I have no choice but to go to my happy places to seek out this elusive optimism. The happy places in my mind, of course. I can’t bring you to my happy places in the material world. I could so endeavor with words, but those words would be the product of the experiences of my happy places cycling through my mind as I compose them. So, one way or the other, you’re stuck with the happy places in my mind.
Here’s an amusement: a friend told me, “People can now eat pig hearts or get them as transplants, but they must choose only one of the above.”
I replied, “What if you get the transplant, dine for a couple years on aromatic herbs, truffles, and oils, and then have it removed, prepared, and served to you?”
He suggested that some scientists, more hungry than ethical, have been urging pig-hearted transplantees to eat a lot of basil and to be sure to leave their organs to science. He also said that the restaurant he’s creating the new menu for wanted to do a pig heart dish, but due to the new demand for pig hearts the price has skyrocketed.
Hearts are notoriously rubbery and full of cartilage. He and I once made calf’s heart soup in a medieval convent converted to a residence for social workers in Kilkenny, Ireland, and that sucker took hours and barely became remotely chewable. As for his restaurant menu, I told him he’d be better off with a softer organ. “Although that’s not what she said,” I quipped at the end.

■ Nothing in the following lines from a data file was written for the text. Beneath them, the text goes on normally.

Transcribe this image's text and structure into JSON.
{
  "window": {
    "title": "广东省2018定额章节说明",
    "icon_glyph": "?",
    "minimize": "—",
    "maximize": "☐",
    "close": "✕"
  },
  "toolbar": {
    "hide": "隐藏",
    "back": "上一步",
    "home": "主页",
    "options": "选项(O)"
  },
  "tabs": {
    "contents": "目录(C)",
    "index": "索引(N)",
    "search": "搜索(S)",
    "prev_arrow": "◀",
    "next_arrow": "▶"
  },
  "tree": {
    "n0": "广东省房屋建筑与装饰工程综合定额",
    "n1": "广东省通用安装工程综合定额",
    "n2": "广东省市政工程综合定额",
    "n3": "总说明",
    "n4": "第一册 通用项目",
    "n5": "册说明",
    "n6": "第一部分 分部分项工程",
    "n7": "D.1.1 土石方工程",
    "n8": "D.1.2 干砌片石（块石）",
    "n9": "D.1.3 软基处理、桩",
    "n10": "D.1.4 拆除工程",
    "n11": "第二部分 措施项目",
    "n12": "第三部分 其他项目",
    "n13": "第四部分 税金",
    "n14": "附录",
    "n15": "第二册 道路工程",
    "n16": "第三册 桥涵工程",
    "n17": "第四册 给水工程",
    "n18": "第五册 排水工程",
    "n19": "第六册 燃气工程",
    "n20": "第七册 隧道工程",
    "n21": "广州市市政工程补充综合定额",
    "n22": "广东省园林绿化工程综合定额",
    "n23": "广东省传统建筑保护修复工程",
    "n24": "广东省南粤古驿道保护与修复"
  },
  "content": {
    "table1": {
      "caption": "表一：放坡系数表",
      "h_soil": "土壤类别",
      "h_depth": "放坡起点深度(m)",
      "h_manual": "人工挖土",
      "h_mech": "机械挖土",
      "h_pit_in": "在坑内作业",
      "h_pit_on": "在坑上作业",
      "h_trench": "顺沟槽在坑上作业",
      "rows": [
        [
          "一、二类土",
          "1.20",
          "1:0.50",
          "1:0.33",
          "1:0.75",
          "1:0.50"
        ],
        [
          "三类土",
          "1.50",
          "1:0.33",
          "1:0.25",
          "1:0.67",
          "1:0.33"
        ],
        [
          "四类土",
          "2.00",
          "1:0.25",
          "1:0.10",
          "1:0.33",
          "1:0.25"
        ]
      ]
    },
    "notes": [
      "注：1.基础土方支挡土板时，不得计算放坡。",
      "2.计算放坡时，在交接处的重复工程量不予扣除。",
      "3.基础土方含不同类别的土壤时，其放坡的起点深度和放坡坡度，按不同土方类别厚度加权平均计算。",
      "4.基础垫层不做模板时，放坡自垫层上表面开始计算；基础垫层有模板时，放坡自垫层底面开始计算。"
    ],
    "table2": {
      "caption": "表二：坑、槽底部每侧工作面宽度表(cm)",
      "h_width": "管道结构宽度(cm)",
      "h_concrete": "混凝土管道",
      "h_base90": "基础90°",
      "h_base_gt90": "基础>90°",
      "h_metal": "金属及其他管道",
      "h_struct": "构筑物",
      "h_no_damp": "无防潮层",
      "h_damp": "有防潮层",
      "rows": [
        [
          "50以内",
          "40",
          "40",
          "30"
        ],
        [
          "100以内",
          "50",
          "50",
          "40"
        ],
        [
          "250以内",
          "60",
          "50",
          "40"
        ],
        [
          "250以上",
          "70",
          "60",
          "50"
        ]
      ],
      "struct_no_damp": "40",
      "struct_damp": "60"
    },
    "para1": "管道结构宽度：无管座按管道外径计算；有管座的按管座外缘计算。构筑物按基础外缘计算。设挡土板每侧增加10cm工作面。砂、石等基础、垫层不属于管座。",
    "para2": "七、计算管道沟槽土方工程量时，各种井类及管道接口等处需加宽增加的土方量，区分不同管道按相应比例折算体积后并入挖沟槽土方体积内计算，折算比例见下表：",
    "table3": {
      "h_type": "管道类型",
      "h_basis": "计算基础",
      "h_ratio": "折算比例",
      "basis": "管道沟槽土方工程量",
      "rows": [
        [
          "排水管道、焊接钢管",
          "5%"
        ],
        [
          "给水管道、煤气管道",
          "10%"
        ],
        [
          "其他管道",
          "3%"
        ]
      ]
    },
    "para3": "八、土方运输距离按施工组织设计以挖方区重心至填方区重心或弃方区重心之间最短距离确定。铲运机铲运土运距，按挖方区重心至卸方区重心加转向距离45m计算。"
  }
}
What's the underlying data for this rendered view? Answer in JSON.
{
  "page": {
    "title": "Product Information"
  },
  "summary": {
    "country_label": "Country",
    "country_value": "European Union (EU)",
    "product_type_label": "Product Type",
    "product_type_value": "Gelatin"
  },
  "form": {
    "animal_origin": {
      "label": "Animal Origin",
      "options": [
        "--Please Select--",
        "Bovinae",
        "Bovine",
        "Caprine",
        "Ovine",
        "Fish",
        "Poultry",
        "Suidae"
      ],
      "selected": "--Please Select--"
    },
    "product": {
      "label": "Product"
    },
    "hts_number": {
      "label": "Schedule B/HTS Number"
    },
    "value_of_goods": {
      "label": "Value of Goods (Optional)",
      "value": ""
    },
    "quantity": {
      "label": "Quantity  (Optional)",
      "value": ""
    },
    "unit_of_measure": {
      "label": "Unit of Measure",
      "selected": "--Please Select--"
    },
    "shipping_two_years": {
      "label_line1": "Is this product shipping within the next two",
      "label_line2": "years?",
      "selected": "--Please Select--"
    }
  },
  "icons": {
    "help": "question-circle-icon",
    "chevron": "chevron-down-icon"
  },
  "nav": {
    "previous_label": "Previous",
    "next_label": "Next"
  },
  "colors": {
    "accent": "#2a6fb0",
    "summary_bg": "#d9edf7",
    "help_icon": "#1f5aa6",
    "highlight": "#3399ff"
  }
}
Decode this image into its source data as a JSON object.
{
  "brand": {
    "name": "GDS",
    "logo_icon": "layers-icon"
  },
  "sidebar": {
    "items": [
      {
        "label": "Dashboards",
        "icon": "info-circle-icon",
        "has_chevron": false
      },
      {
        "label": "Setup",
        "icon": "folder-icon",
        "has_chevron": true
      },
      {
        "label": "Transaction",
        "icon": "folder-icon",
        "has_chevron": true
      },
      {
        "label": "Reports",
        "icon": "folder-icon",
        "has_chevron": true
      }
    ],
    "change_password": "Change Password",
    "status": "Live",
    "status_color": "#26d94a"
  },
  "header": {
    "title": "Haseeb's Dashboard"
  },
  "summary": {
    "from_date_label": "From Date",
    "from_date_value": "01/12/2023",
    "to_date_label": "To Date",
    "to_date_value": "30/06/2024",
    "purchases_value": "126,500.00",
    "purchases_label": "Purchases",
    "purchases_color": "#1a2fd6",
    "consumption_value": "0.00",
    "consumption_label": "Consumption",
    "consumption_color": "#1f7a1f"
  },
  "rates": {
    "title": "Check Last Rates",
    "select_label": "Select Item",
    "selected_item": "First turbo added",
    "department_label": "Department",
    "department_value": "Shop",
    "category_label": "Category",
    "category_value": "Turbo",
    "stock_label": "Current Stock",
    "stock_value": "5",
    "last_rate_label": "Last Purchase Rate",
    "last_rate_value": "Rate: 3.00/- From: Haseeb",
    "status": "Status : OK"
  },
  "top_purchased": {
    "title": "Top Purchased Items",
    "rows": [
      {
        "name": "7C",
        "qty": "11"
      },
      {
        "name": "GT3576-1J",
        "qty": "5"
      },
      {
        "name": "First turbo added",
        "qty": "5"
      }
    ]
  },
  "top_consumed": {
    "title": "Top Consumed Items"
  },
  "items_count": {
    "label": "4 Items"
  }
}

Speaking of tender organs, recently a friend of ours, an old writer almost exactly twenty years my senior, by the name of Jay Wolpert, passed away. He wrote the 2002 version of “The Count of Monte Cristo,” and “Pirates of the Caribbean, the Curse of the Black Pearl.” He loved cinematic sword fights in a swashbuckling vein. He was a big fan of Stewart Granger in 1952’s “Scaramouche,” which he screened for us back when he still could remember who I was. I don’t know what a swashbuckle is, and I don’t think he ever told me.